So, let me tell you what happened last night. You know I’ve been reading Here Comes Everybody, right? Well, in chapter 9, Clay Shirky tells the story of #joiito — Joi Ito‘s IRC channel, that I was a regular of for years since sometime in 2003 or 2004, until Twitter emptied the channel of most of its life. Reading about it in Clay’s book reminded me what a special thing it was.
Last night, I saw that my old friend Kevin Marks was online on Facebook. Unless I’m very mistaken, Kevin is one of the numerous friends I made on #joiito, and we hadn’t chatted in ages. I wanted to tell him about my Blogging Tribe experiment, see if he was interested. We started joking about the old times (OMG Technorati!), I mentioned my reading Here Comes Everybody, the mention of #joiito, he pointed me to his blog post clarifying Jeannie Cool’s role in the channel (seems Clay had got the story wrong in the first edition of his book), which brought me to another post of Kevin’s on the bots we had running in #joiito, and on an impulse, I went to check out the channel.
Now over the last years, I’ve pretty much always been logged in to #joiito (I run irssi in screen on my server). But I stopped going. Like many others it seems, over the years Twitter became my “replacement” for IRC. I guess we all logged in less and less, and the channel population and conversation dropped below the critical mass it needed to stay truly alive. The community disbanded.

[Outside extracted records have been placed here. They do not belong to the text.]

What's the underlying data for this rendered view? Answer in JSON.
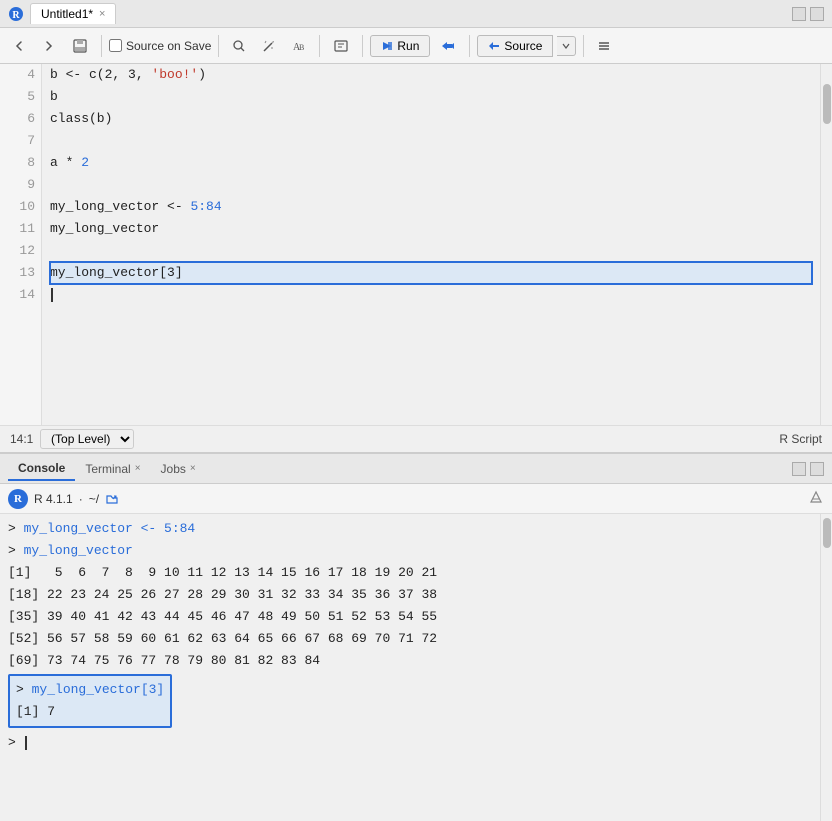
{
  "titlebar": {
    "title": "Untitled1*",
    "close": "×"
  },
  "toolbar": {
    "source_on_save_label": "Source on Save",
    "run_label": "Run",
    "source_label": "Source",
    "re_run_label": "Re-run"
  },
  "editor": {
    "lines": [
      {
        "num": "4",
        "code": "b <- c(2, 3, ",
        "string": "'boo!'",
        "after": ")"
      },
      {
        "num": "5",
        "code": "b",
        "string": "",
        "after": ""
      },
      {
        "num": "6",
        "code": "class(b)",
        "string": "",
        "after": ""
      },
      {
        "num": "7",
        "code": "",
        "string": "",
        "after": ""
      },
      {
        "num": "8",
        "code": "a * ",
        "string": "",
        "after": "",
        "highlight": "2"
      },
      {
        "num": "9",
        "code": "",
        "string": "",
        "after": ""
      },
      {
        "num": "10",
        "code": "my_long_vector <- ",
        "string": "",
        "after": "",
        "highlight": "5:84"
      },
      {
        "num": "11",
        "code": "my_long_vector",
        "string": "",
        "after": ""
      },
      {
        "num": "12",
        "code": "",
        "string": "",
        "after": ""
      },
      {
        "num": "13",
        "code": "my_long_vector[3]",
        "string": "",
        "after": "",
        "selected": true
      },
      {
        "num": "14",
        "code": "",
        "string": "",
        "after": ""
      }
    ],
    "status": {
      "position": "14:1",
      "scope": "(Top Level)",
      "type": "R Script"
    }
  },
  "console": {
    "tabs": [
      "Console",
      "Terminal",
      "Jobs"
    ],
    "r_version": "R 4.1.1",
    "working_dir": "~/",
    "lines": [
      {
        "type": "prompt_cmd",
        "text": "> my_long_vector <- 5:84"
      },
      {
        "type": "prompt_cmd",
        "text": "> my_long_vector"
      },
      {
        "type": "output",
        "text": "[1]   5  6  7  8  9 10 11 12 13 14 15 16 17 18 19 20 21"
      },
      {
        "type": "output",
        "text": "[18] 22 23 24 25 26 27 28 29 30 31 32 33 34 35 36 37 38"
      },
      {
        "type": "output",
        "text": "[35] 39 40 41 42 43 44 45 46 47 48 49 50 51 52 53 54 55"
      },
      {
        "type": "output",
        "text": "[52] 56 57 58 59 60 61 62 63 64 65 66 67 68 69 70 71 72"
      },
      {
        "type": "output",
        "text": "[69] 73 74 75 76 77 78 79 80 81 82 83 84"
      }
    ],
    "highlighted_cmd": "> my_long_vector[3]",
    "highlighted_result": "[1] 7",
    "prompt": ">"
  }
}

The channel never truly died, of course. There were always some of us sitting in there, and there would be sudden flare-ups of activity. But the old spirit had left the room.

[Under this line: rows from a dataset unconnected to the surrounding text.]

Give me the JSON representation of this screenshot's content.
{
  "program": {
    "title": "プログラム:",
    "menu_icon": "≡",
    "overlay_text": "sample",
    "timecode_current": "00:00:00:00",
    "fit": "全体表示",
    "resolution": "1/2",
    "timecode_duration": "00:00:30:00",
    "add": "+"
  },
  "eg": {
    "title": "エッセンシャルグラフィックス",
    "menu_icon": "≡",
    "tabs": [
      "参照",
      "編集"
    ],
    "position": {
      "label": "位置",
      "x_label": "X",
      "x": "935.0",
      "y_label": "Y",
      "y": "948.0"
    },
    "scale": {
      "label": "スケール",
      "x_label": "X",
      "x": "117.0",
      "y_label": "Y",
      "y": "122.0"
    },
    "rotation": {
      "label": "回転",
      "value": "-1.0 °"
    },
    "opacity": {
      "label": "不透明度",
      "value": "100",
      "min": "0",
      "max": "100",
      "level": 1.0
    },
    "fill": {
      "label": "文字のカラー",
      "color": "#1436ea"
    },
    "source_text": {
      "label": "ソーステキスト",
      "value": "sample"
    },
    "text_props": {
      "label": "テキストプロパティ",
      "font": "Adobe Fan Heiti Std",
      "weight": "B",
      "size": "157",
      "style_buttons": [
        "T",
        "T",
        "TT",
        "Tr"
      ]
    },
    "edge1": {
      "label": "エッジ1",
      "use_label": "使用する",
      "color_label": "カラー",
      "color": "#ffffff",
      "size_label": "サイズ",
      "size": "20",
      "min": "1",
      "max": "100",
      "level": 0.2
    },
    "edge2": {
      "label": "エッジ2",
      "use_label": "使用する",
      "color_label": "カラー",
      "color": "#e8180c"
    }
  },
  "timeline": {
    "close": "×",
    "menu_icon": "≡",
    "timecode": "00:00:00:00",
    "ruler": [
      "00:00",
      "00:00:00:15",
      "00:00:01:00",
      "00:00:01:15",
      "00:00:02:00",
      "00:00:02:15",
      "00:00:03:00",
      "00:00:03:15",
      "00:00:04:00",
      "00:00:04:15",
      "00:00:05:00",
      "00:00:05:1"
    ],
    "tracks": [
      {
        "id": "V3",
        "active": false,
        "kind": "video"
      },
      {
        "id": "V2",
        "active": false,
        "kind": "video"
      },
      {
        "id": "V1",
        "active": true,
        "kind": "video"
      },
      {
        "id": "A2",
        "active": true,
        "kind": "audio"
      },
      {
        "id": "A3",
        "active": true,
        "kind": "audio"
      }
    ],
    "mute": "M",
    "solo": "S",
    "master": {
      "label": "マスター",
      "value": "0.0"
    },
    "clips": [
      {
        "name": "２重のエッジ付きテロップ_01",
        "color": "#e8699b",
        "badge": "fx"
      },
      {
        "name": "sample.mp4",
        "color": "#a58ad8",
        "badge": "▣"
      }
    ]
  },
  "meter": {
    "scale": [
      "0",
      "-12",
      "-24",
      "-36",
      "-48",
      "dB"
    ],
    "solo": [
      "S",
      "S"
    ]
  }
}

Kevin followed me in, started fiddling with the bots, I found an old abandoned #joiito Facebook group. Created back in 2007, it was clearly an “old-style” Facebook group (they sucked) that was migrated to new style and emptied automatically of its members. There were three members, I invited myself in, invited a bunch of other #joiito old hands, and started pinging people to get them to drop into the channel.
In less than an hour we had a lively conversation going on in #joiito. I stayed on for a few hours, then went to bed. Imagine my surprise when I woke up this morning to discover close to 60 people in the Facebook group, and that the conversation on #joiito had gone on all my night, with “new old channel regulars” joining! It feels just like the old days. Seriously. It makes me very happy, because I think this IRC channel was really something precious, and I was sad it was “no more”. (Quotes because obviously, the channel never disappeared… it just died down.)
I haven’t had an IRC conversation like this in years. I’ve been very active on Twitter (slightly less now), am very active on Facebook, and really love Facebook groups. But an IRC channel like #joiito is something different.
When I asked my old friends what had “replaced” #joiito in their current online ecosystem, the general response seems to be “Twitter”, clearly. But what is missing with Twitter and Facebook (and even Path) that we are so happy to see our channel alive again?
Twitter and Facebook are centred on the network, not on the group. We are loosely joined to each other on Twitter just like we are loosely joined on IRC (I definitely am not “close” to all the channel regulars — more on that too in a bit), but the container is way bigger. On Twitter, our networks sprawl and spread until we end up (some of us) with thousands of followers. This is very different than an enclosed chatroom with less than 100 people in it.
Once we started spending more time on Twitter and Facebook, we stopped being part of the same group. We got lost in our own networks of friends, acquaintances, and contacts.
Facebook groups bring back this “community” aspect. But interaction and conversation in Facebook groups, which are built upon a message-board model, is much slower than in IRC. There is less fluff, less joking, less playing around. It’s not real-time chatting, it’s endless commenting. We’ve touted Twitter and Facebook so much as being “real-time” that we’ve forgotten where the real “real-time” is: in chatting.
IM, Facebook, and Twitter allow people to keep in touch. I’m connected to a large handful of #joiito regulars on Facebook — people I used to exchange with daily during the Golden Days. But on Facebook, we don’t talk. Our relationship is not one of one-to-one chats. Our lives on Facebook our different enough that they don’t bring us closer, but make us drift apart. We are missing our hang-out place.
You’ve seen that play out offline, certainly. You leave a club you were part of or a job. There are many people there whom you appreciate or even love, but you do not stay in touch. Once the common activity or place that brought you together in the first place is gone, there is not enough left to keep you together.
Twitter and Facebook are more lonely places to hang out online than an IRC channel, because nobody shares the same experience as you. We all have a different Twitter, a different Facebook. In an IRC channel, we all have the same lines of text scrolling before our eyes.
Is this just a reunion, or is this the revival of the #joiito IRC channel?
Only time will tell. I personally hope for a revival. I missed you guys.